Ling Jingpeng miró a Ling Jingxuan con cierta incomodidad, se rascó la cabeza y respondió con un leve “hmm”.
«¿Estos son Ling Wen y Ling Wu? Qué adorables. Esperen, esperen…»
Ling Jingwei no pareció ofenderse por su frialdad. Tocó la cabeza de los niños con una sonrisa y luego volvió a entrar corriendo a la tienda. En menos de unos minutos, regresó con tres bolsitas de papel aceitado y las metió en las manos de los bollitos.
«Son pastelillos de osmanthus. Pueden comerlos si les da hambre.»
«No, gracias. No tenemos hambre.»
Evitando su mano, los tres bollitos rehusaron con el rostro enrojecido.
«Eh… ¿Jingxuan?»
Ling Jingwei se vio un poco incómodo y miró a Ling Jingxuan en busca de ayuda.
«Tómenlos.»
«¡Gracias, tío!»
Con el permiso de Ling Jingxuan, Ling Wen y los otros dos ya no se negaron. Tras dudar un poco, aceptaron las bolsas. Ling Jingwei no pudo evitar sonreír nuevamente, mirando a Ling Wen y Ling Wu con una expresión amable pero ligeramente perturbadora, algo extraña. Ling Jingxuan lo notó todo.

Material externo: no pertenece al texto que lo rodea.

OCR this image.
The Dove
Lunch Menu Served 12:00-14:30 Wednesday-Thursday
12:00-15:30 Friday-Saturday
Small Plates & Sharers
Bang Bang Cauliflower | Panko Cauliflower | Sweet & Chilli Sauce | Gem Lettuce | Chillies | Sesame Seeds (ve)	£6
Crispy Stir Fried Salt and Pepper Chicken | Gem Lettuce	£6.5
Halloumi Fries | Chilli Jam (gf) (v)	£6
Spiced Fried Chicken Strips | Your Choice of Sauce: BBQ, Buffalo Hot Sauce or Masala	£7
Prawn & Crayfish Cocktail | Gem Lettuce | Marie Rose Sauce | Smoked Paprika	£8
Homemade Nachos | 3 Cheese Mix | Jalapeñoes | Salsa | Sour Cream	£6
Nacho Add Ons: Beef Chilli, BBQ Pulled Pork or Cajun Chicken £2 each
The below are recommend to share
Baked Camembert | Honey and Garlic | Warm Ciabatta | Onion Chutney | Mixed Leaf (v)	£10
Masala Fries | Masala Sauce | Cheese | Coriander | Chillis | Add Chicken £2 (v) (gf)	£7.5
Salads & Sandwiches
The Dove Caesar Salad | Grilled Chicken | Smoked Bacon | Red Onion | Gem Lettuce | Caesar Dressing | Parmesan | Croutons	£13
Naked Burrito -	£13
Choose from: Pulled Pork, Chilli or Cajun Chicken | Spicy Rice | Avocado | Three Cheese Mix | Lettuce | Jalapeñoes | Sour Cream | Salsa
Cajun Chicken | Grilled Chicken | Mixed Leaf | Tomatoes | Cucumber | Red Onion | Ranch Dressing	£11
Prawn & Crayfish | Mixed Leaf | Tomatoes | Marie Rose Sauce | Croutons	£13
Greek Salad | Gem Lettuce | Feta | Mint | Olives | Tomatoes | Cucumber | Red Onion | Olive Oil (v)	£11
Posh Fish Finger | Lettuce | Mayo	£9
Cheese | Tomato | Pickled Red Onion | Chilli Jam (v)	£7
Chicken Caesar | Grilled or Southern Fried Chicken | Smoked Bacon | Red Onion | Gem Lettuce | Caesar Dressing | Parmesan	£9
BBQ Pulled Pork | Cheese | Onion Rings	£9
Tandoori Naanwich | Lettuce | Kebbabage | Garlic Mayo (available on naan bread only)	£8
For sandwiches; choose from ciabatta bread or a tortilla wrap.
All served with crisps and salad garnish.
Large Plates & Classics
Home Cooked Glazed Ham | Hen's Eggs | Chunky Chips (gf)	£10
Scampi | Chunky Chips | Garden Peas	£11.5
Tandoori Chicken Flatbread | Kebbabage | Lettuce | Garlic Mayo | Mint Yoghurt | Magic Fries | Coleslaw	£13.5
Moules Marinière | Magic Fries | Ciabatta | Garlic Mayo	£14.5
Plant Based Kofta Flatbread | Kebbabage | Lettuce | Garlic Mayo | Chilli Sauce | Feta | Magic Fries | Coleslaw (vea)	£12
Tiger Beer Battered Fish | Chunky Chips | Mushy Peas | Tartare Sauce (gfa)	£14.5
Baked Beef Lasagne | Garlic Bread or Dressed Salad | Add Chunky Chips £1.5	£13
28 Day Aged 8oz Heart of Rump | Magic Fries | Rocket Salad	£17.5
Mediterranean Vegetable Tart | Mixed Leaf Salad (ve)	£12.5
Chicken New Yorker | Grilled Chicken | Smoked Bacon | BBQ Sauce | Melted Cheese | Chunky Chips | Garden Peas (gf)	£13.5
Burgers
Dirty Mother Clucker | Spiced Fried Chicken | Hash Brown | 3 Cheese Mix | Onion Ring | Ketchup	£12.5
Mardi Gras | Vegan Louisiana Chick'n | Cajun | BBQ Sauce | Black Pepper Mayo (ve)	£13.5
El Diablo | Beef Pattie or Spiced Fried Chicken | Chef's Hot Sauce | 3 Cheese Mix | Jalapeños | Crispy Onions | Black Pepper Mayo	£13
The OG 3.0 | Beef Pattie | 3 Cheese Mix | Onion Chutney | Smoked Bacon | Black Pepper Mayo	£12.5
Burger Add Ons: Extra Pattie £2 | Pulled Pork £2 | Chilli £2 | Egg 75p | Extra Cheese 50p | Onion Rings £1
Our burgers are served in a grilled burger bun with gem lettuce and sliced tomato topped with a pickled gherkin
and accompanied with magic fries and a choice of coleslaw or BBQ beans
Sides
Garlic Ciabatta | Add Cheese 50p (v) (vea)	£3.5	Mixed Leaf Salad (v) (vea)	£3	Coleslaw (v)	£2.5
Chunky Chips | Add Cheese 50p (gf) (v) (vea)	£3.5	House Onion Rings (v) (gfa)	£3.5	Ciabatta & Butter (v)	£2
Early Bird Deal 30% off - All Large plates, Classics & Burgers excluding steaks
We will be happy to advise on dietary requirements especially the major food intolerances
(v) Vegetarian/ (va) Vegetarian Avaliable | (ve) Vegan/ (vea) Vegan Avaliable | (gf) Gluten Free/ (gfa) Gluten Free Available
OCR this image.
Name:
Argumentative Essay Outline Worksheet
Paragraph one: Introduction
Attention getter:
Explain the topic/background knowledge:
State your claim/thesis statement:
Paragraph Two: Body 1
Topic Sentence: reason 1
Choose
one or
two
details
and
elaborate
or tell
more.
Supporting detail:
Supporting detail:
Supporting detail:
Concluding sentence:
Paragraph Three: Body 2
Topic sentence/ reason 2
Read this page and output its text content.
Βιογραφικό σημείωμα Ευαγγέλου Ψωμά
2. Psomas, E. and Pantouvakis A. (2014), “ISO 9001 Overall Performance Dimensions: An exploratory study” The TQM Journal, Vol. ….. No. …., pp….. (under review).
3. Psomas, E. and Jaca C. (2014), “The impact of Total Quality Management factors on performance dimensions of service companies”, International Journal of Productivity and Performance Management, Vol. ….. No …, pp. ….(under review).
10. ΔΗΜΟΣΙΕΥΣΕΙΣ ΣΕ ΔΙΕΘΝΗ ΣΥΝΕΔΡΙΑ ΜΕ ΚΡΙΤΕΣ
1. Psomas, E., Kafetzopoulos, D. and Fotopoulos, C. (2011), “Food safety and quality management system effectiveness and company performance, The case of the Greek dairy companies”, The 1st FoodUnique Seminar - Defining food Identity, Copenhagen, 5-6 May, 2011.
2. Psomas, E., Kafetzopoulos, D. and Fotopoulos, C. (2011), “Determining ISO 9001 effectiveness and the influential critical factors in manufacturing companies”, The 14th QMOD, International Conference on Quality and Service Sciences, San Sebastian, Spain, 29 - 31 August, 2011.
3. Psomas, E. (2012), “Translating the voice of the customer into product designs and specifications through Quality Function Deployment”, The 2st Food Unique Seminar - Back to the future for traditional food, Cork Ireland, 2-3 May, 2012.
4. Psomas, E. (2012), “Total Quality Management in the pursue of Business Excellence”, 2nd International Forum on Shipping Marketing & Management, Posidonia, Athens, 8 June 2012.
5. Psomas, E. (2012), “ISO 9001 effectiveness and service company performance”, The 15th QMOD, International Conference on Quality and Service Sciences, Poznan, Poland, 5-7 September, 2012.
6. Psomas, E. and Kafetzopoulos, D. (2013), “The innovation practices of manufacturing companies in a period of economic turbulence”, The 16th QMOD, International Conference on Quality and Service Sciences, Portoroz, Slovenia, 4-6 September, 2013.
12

«Hermano Jingwei, aún tenemos cosas que hacer. Hablaremos del pasado cuando tengamos tiempo.»
Mientras decía eso, Zhao Dalong ya había azotado las riendas para hacer avanzar el carro, sin darle oportunidad de insistir. Ling Jingwei se quedó de pie en la puerta de la tienda hasta que el carro se perdió entre la multitud; entonces regresó al interior con los puños apretados.
«Ge, no te acerques demasiado a Jingwei, él…»
Ling Jingpeng se tragó el resto de la frase al notar las miradas curiosas de los bollitos, cuyos rostros jóvenes reflejaban confusión y duda.
«Hehe… Hablaremos de eso cuando lleguemos a casa.»
Ling Jingwei se mostraba muy entusiasta en la superficie, pero si uno analizaba bien sus palabras, estaban llenas de contradicciones. ¿Quién en la familia no los consideraba a él y a los niños unos monstruos? Todos deseaban que murieran, así se librarían de una gran vergüenza. Sin embargo, Ling Jingwei, apenas al verlo, les ofreció comida con esa actitud tan atenta. Su comportamiento era, sin duda, demasiado sospechoso. Aunque todavía no podía adivinar sus verdaderas intenciones, si llegaba a dejarse engañar por alguien así, Ling Jingxuan preferiría irse a golpear contra una pared y morir.